One cause for forebulge formation is loading of the continental lithosphere by ice sheets during continental glaciations. Because of the removal of the ice sheets, the formerly-glaciated areas are currently rising in a phenomenon known as post-glacial rebound. Because of the coupling of the mantle with the plates, data from post-glacial rebound are used as a direct probe of the viscosity of the upper mantle. As the ice melts and the land under it rises by isostatic recovery, the forebulge also subsides. Forebulge subsidence is the reason why the Netherlands and parts of southern England are still slowly sinking.[1] One estimate is that the centre of the North Sea rose by about 170 m (558 ft) during the Ice Age because of forebulging.[2]


Collisions between tectonic plates and island arcs lead to loading and flexure of the lithosphere. The flexure produces a significant forebulge, which divides a forearc basin and a back arc basin.


The existence of a forebulge is predicted by the solution to the equations for the flexure of a thin elastic beam or plate (the lithosphere). The magnitude of the flexure goes as an exponentially decaying sinusoid. The lithosphere is therefore anomalously high at a flexural half-wavelength past the load; the flexural wavelength is determined in large part by the elastic thickness of the lithosphere.
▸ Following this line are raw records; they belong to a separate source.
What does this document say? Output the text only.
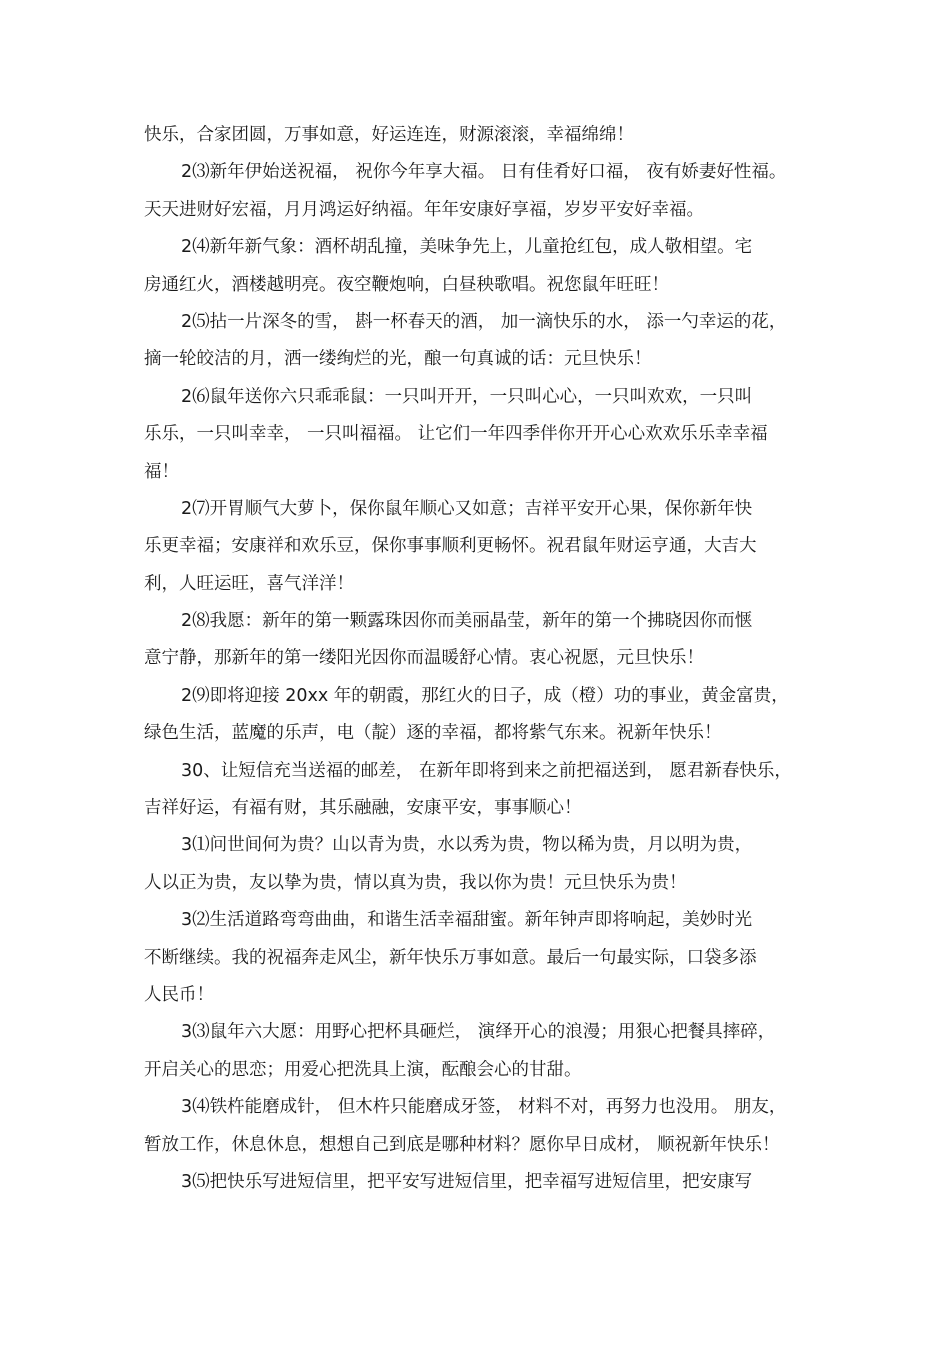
快乐，合家团圆，万事如意，好运连连，财源滚滚，幸福绵绵！
2⑶新年伊始送祝福， 祝你今年享大福。 日有佳肴好口福， 夜有娇妻好性福。
天天进财好宏福，月月鸿运好纳福。年年安康好享福，岁岁平安好幸福。
2⑷新年新气象：酒杯胡乱撞，美味争先上，儿童抢红包，成人敬相望。宅
房通红火，酒楼越明亮。夜空鞭炮响，白昼秧歌唱。祝您鼠年旺旺！
2⑸拈一片深冬的雪， 斟一杯春天的酒， 加一滴快乐的水， 添一勺幸运的花，
摘一轮皎洁的月，洒一缕绚烂的光，酿一句真诚的话：元旦快乐！
2⑹鼠年送你六只乖乖鼠：一只叫开开，一只叫心心，一只叫欢欢，一只叫
乐乐，一只叫幸幸， 一只叫福福。 让它们一年四季伴你开开心心欢欢乐乐幸幸福
福！
2⑺开胃顺气大萝卜，保你鼠年顺心又如意；吉祥平安开心果，保你新年快
乐更幸福；安康祥和欢乐豆，保你事事顺利更畅怀。祝君鼠年财运亨通，大吉大
利，人旺运旺，喜气洋洋！
2⑻我愿：新年的第一颗露珠因你而美丽晶莹，新年的第一个拂晓因你而惬
意宁静，那新年的第一缕阳光因你而温暖舒心情。衷心祝愿，元旦快乐！
2⑼即将迎接 20xx 年的朝霞，那红火的日子，成（橙）功的事业，黄金富贵，
绿色生活，蓝魔的乐声，电（靛）逐的幸福，都将紫气东来。祝新年快乐！
30、让短信充当送福的邮差， 在新年即将到来之前把福送到， 愿君新春快乐，
吉祥好运，有福有财，其乐融融，安康平安，事事顺心！
3⑴问世间何为贵？山以青为贵，水以秀为贵，物以稀为贵，月以明为贵，
人以正为贵，友以挚为贵，情以真为贵，我以你为贵！元旦快乐为贵！
3⑵生活道路弯弯曲曲，和谐生活幸福甜蜜。新年钟声即将响起，美妙时光
不断继续。我的祝福奔走风尘，新年快乐万事如意。最后一句最实际，口袋多添
人民币！
3⑶鼠年六大愿：用野心把杯具砸烂， 演绎开心的浪漫；用狠心把餐具摔碎，
开启关心的思恋；用爱心把洗具上演，酝酿会心的甘甜。
3⑷铁杵能磨成针， 但木杵只能磨成牙签， 材料不对，再努力也没用。 朋友，
暂放工作，休息休息，想想自己到底是哪种材料？愿你早日成材， 顺祝新年快乐！
3⑸把快乐写进短信里，把平安写进短信里，把幸福写进短信里，把安康写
  1. ^ p54 in Doggerland: a Speculative Survey, by B.J.Coles, Proceedings of the Prehistoric Society, #64 1998 pp 45-81.
  2. ^ Glacial deposits of Britain and Europe: general overview, by D.Ehlers, P.Gibbard, & Tj.C.E van Weering, 1979: in Glacial Deposits in Britain and Ireland, edited by J.Ehlers, P.Gibbard, & J.Rose, pp 493-501, Rotterdam: Balkema.
  • Deglaciation, Earth crustal behaviour and sea level changes in the determination of insularity: a perspective from Ireland, by R.J.N.Devoy: in Island Britain: A Quaternary Perspective, edited by R.C.Preece, pp 181–208, London: Geological Society Special Publication 96.